Centre’s steps may not stop rupee sliding: economists

‘External sources key to fall in rupee’
The measures announced by Finance Minister Arun Jaitley on Friday to address widening current account deficit and attract inflows to stabilise the currency may not yield result immediately and the rupee could be under further pressure. The steps were primarily aimed at easing conditions related to external commercial borrowings, hedging conditions for infrastructure loans, and relaxing restrictions on masala bonds. “The government believes these measures could lead to additional capital flows to the tune of $5 billion-$10 billion and limit currency pressures to some degree. We are doubtful about the impact of such measures in the immediate future,” Abheek Barua, chief economist, HDFC Bank said in a note.

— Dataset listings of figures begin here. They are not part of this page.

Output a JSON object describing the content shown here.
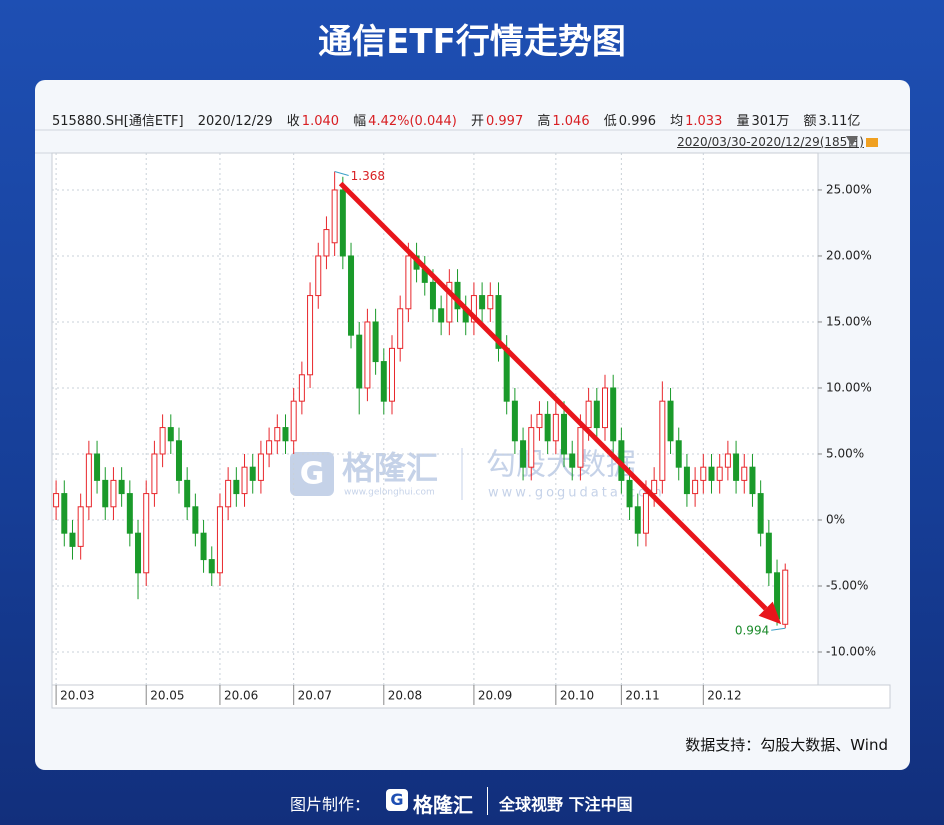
{
  "header": {
    "title": "通信ETF行情走势图"
  },
  "info_bar": {
    "code": "515880.SH[通信ETF]",
    "date": "2020/12/29",
    "close_label": "收",
    "close": "1.040",
    "change_label": "幅",
    "change": "4.42%(0.044)",
    "open_label": "开",
    "open": "0.997",
    "high_label": "高",
    "high": "1.046",
    "low_label": "低",
    "low": "0.996",
    "avg_label": "均",
    "avg": "1.033",
    "volume_label": "量",
    "volume": "301万",
    "amount_label": "额",
    "amount": "3.11亿",
    "range": "2020/03/30-2020/12/29(185日)"
  },
  "chart_data": {
    "type": "candlestick",
    "open": [
      1,
      2,
      -1,
      -2,
      1,
      5,
      3,
      1,
      3,
      2,
      -1,
      -4,
      2,
      5,
      7,
      6,
      3,
      1,
      -1,
      -3,
      -4,
      1,
      3,
      2,
      4,
      3,
      5,
      6,
      7,
      6,
      9,
      11,
      17,
      20,
      21,
      25,
      20,
      14,
      10,
      15,
      12,
      9,
      13,
      16,
      20,
      19,
      18,
      16,
      15,
      18,
      16,
      15,
      17,
      16,
      17,
      13,
      9,
      6,
      4,
      7,
      8,
      6,
      8,
      5,
      4,
      7,
      9,
      7,
      10,
      6,
      3,
      1,
      -1,
      2,
      3,
      9,
      6,
      4,
      2,
      3,
      4,
      3,
      4,
      5,
      3,
      4,
      2,
      -1,
      -4,
      -7.9
    ],
    "close": [
      2,
      -1,
      -2,
      1,
      5,
      3,
      1,
      3,
      2,
      -1,
      -4,
      2,
      5,
      7,
      6,
      3,
      1,
      -1,
      -3,
      -4,
      1,
      3,
      2,
      4,
      3,
      5,
      6,
      7,
      6,
      9,
      11,
      17,
      20,
      22,
      25,
      20,
      14,
      10,
      15,
      12,
      9,
      13,
      16,
      20,
      19,
      18,
      16,
      15,
      18,
      16,
      15,
      17,
      16,
      17,
      13,
      9,
      6,
      4,
      7,
      8,
      6,
      8,
      5,
      4,
      7,
      9,
      7,
      10,
      6,
      3,
      1,
      -1,
      2,
      3,
      9,
      6,
      4,
      2,
      3,
      4,
      3,
      4,
      5,
      3,
      4,
      2,
      -1,
      -4,
      -7.5,
      -3.8
    ],
    "high": [
      3,
      3,
      0,
      2,
      6,
      6,
      4,
      4,
      4,
      3,
      0,
      3,
      6,
      8,
      8,
      7,
      4,
      2,
      0,
      -2,
      2,
      4,
      4,
      5,
      5,
      6,
      7,
      8,
      8,
      10,
      12,
      18,
      21,
      23,
      26.4,
      26,
      21,
      15,
      16,
      16,
      13,
      14,
      17,
      21,
      21,
      20,
      19,
      17,
      19,
      19,
      17,
      18,
      18,
      18,
      18,
      14,
      10,
      7,
      8,
      9,
      9,
      9,
      9,
      6,
      8,
      10,
      10,
      11,
      11,
      7,
      4,
      2,
      3,
      4,
      10.5,
      10,
      7,
      5,
      4,
      5,
      5,
      5,
      6,
      6,
      5,
      5,
      3,
      0,
      -3,
      -3.3
    ],
    "low": [
      0,
      -2,
      -3,
      -3,
      0,
      2,
      0,
      0,
      1,
      -2,
      -6,
      -5,
      1,
      4,
      5,
      2,
      0,
      -2,
      -4,
      -5,
      -5,
      0,
      1,
      1,
      2,
      2,
      4,
      5,
      5,
      5,
      8,
      10,
      16,
      19,
      20,
      19,
      13,
      8,
      9,
      11,
      8,
      8,
      12,
      15,
      18,
      17,
      15,
      14,
      14,
      15,
      14,
      14,
      15,
      15,
      12,
      8,
      5,
      3,
      3,
      6,
      5,
      5,
      4,
      3,
      3,
      6,
      6,
      6,
      5,
      2,
      0,
      -2,
      -2,
      1,
      2,
      5,
      3,
      1,
      1,
      2,
      2,
      2,
      3,
      2,
      2,
      1,
      -2,
      -5,
      -8,
      -8.2
    ],
    "up_color": "#e8262b",
    "down_color": "#1a9a2a",
    "ylim": [
      -12.5,
      27.8
    ],
    "yticks": [
      {
        "value": -10,
        "label": "-10.00%"
      },
      {
        "value": -5,
        "label": "-5.00%"
      },
      {
        "value": 0,
        "label": "0%"
      },
      {
        "value": 5,
        "label": "5.00%"
      },
      {
        "value": 10,
        "label": "10.00%"
      },
      {
        "value": 15,
        "label": "15.00%"
      },
      {
        "value": 20,
        "label": "20.00%"
      },
      {
        "value": 25,
        "label": "25.00%"
      }
    ],
    "xlim": [
      -0.5,
      93
    ],
    "xticks": [
      {
        "value": 0,
        "label": "20.03"
      },
      {
        "value": 11,
        "label": "20.05"
      },
      {
        "value": 20,
        "label": "20.06"
      },
      {
        "value": 29,
        "label": "20.07"
      },
      {
        "value": 40,
        "label": "20.08"
      },
      {
        "value": 51,
        "label": "20.09"
      },
      {
        "value": 61,
        "label": "20.10"
      },
      {
        "value": 69,
        "label": "20.11"
      },
      {
        "value": 79,
        "label": "20.12"
      }
    ],
    "grid": true,
    "annotations": {
      "max": "1.368",
      "min": "0.994"
    }
  },
  "watermark": {
    "brand": "格隆汇",
    "brand_url": "www.gelonghui.com",
    "data_brand": "勾股大数据",
    "data_url": "www.gogudata.com"
  },
  "source": "数据支持：勾股大数据、Wind",
  "footer": {
    "made_by": "图片制作：",
    "brand": "格隆汇",
    "slogan": "全球视野 下注中国"
  }
}
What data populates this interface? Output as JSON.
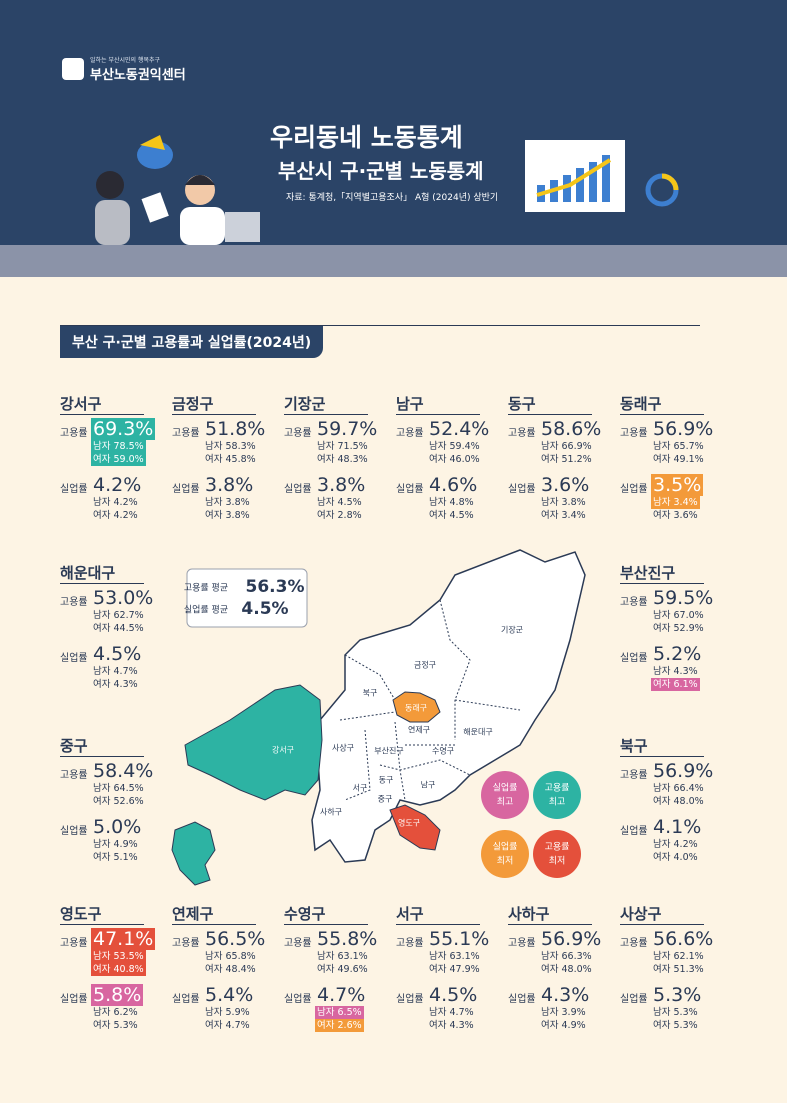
{
  "header": {
    "org_tagline": "일하는 부산시민의 행복추구",
    "org_name": "부산노동권익센터",
    "title": "우리동네 노동통계",
    "subtitle": "부산시 구·군별 노동통계",
    "source": "자료: 통계청,「지역별고용조사」 A형 (2024년) 상반기"
  },
  "section_title": "부산 구·군별 고용률과 실업률(2024년)",
  "average": {
    "employment_label": "고용률 평균",
    "employment_value": "56.3%",
    "unemployment_label": "실업률 평균",
    "unemployment_value": "4.5%"
  },
  "districts": [
    {
      "name": "강서구",
      "employment": {
        "label": "고용률",
        "value": "69.3%",
        "male": "남자 78.5%",
        "female": "여자 59.0%",
        "value_color": "#2db3a3",
        "male_color": "#2db3a3",
        "female_color": "#2db3a3"
      },
      "unemployment": {
        "label": "실업률",
        "value": "4.2%",
        "male": "남자 4.2%",
        "female": "여자 4.2%"
      }
    },
    {
      "name": "금정구",
      "employment": {
        "label": "고용률",
        "value": "51.8%",
        "male": "남자 58.3%",
        "female": "여자 45.8%"
      },
      "unemployment": {
        "label": "실업률",
        "value": "3.8%",
        "male": "남자 3.8%",
        "female": "여자 3.8%"
      }
    },
    {
      "name": "기장군",
      "employment": {
        "label": "고용률",
        "value": "59.7%",
        "male": "남자 71.5%",
        "female": "여자 48.3%"
      },
      "unemployment": {
        "label": "실업률",
        "value": "3.8%",
        "male": "남자 4.5%",
        "female": "여자 2.8%"
      }
    },
    {
      "name": "남구",
      "employment": {
        "label": "고용률",
        "value": "52.4%",
        "male": "남자 59.4%",
        "female": "여자 46.0%"
      },
      "unemployment": {
        "label": "실업률",
        "value": "4.6%",
        "male": "남자 4.8%",
        "female": "여자 4.5%"
      }
    },
    {
      "name": "동구",
      "employment": {
        "label": "고용률",
        "value": "58.6%",
        "male": "남자 66.9%",
        "female": "여자 51.2%"
      },
      "unemployment": {
        "label": "실업률",
        "value": "3.6%",
        "male": "남자 3.8%",
        "female": "여자 3.4%"
      }
    },
    {
      "name": "동래구",
      "employment": {
        "label": "고용률",
        "value": "56.9%",
        "male": "남자 65.7%",
        "female": "여자 49.1%"
      },
      "unemployment": {
        "label": "실업률",
        "value": "3.5%",
        "male": "남자 3.4%",
        "female": "여자 3.6%",
        "value_color": "#f39a3a",
        "male_color": "#f39a3a"
      }
    },
    {
      "name": "해운대구",
      "employment": {
        "label": "고용률",
        "value": "53.0%",
        "male": "남자 62.7%",
        "female": "여자 44.5%"
      },
      "unemployment": {
        "label": "실업률",
        "value": "4.5%",
        "male": "남자 4.7%",
        "female": "여자 4.3%"
      }
    },
    {
      "name": "부산진구",
      "employment": {
        "label": "고용률",
        "value": "59.5%",
        "male": "남자 67.0%",
        "female": "여자 52.9%"
      },
      "unemployment": {
        "label": "실업률",
        "value": "5.2%",
        "male": "남자 4.3%",
        "female": "여자 6.1%",
        "female_color": "#d866a0"
      }
    },
    {
      "name": "중구",
      "employment": {
        "label": "고용률",
        "value": "58.4%",
        "male": "남자 64.5%",
        "female": "여자 52.6%"
      },
      "unemployment": {
        "label": "실업률",
        "value": "5.0%",
        "male": "남자 4.9%",
        "female": "여자 5.1%"
      }
    },
    {
      "name": "북구",
      "employment": {
        "label": "고용률",
        "value": "56.9%",
        "male": "남자 66.4%",
        "female": "여자 48.0%"
      },
      "unemployment": {
        "label": "실업률",
        "value": "4.1%",
        "male": "남자 4.2%",
        "female": "여자 4.0%"
      }
    },
    {
      "name": "영도구",
      "employment": {
        "label": "고용률",
        "value": "47.1%",
        "male": "남자 53.5%",
        "female": "여자 40.8%",
        "value_color": "#e4503b",
        "male_color": "#e4503b",
        "female_color": "#e4503b"
      },
      "unemployment": {
        "label": "실업률",
        "value": "5.8%",
        "male": "남자 6.2%",
        "female": "여자 5.3%",
        "value_color": "#d866a0"
      }
    },
    {
      "name": "연제구",
      "employment": {
        "label": "고용률",
        "value": "56.5%",
        "male": "남자 65.8%",
        "female": "여자 48.4%"
      },
      "unemployment": {
        "label": "실업률",
        "value": "5.4%",
        "male": "남자 5.9%",
        "female": "여자 4.7%"
      }
    },
    {
      "name": "수영구",
      "employment": {
        "label": "고용률",
        "value": "55.8%",
        "male": "남자 63.1%",
        "female": "여자 49.6%"
      },
      "unemployment": {
        "label": "실업률",
        "value": "4.7%",
        "male": "남자 6.5%",
        "female": "여자 2.6%",
        "male_color": "#d866a0",
        "female_color": "#f39a3a"
      }
    },
    {
      "name": "서구",
      "employment": {
        "label": "고용률",
        "value": "55.1%",
        "male": "남자 63.1%",
        "female": "여자 47.9%"
      },
      "unemployment": {
        "label": "실업률",
        "value": "4.5%",
        "male": "남자 4.7%",
        "female": "여자 4.3%"
      }
    },
    {
      "name": "사하구",
      "employment": {
        "label": "고용률",
        "value": "56.9%",
        "male": "남자 66.3%",
        "female": "여자 48.0%"
      },
      "unemployment": {
        "label": "실업률",
        "value": "4.3%",
        "male": "남자 3.9%",
        "female": "여자 4.9%"
      }
    },
    {
      "name": "사상구",
      "employment": {
        "label": "고용률",
        "value": "56.6%",
        "male": "남자 62.1%",
        "female": "여자 51.3%"
      },
      "unemployment": {
        "label": "실업률",
        "value": "5.3%",
        "male": "남자 5.3%",
        "female": "여자 5.3%"
      }
    }
  ],
  "map_labels": [
    "기장군",
    "금정구",
    "북구",
    "동래구",
    "강서구",
    "사상구",
    "연제구",
    "부산진구",
    "수영구",
    "해운대구",
    "동구",
    "서구",
    "중구",
    "남구",
    "사하구",
    "영도구"
  ],
  "legend": [
    {
      "lines": [
        "실업률",
        "최고"
      ],
      "color": "#d866a0"
    },
    {
      "lines": [
        "고용률",
        "최고"
      ],
      "color": "#2db3a3"
    },
    {
      "lines": [
        "실업률",
        "최저"
      ],
      "color": "#f39a3a"
    },
    {
      "lines": [
        "고용률",
        "최저"
      ],
      "color": "#e4503b"
    }
  ]
}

The rupee went close to 73 per dollar last week, weakening by about 13% in 2018 on the back of rising oil prices and widening current account deficit. Concerns over trade wars have also made emerging market currencies vulnerable, along with the strengthening dollar. The capital account measures announced are unlikely to result in any significant shift in fund flows in the immediate future since these are better suited when the sentiment in the global market is positive towards emerging markets and when it is relatively easy for emerging market corporates to raise money abroad, Mr. Barua added. Currency experts, while appreciating that the Centre avoided any knee jerk reaction since the primary source of the rupee weakening is coming from external sources, said the rupee could depreciate again and test the 73-to-a-dollar mark.
‘Will attract inflows’
“It is good that there was no knee-jerk reaction from the government, like NRI deposits schemes etc. because the main reason for the rupee’s weakness is coming from external sources. The steps… will help attract inflows in the long run,” said Anindya Banerjee, currency strategist at Kotak Securities, The rupee, which had strengthened in the last two trading sessions in anticipation of the measures, could start weakening again. On Friday, it closed at 71.86 to a dollar, appreciating 0.3% over its previous close.
“Rupee may depreciate as long as the external factors are in play. It may touch 73 a dollar levels. We expect announcement of the separate dollar window for oil marketing companies which may help the [rupee]” Mr. Banerjee said. The $400 billion of foreign exchange reserves is a source of comfort for the currency but reserves have depleted in the last few months.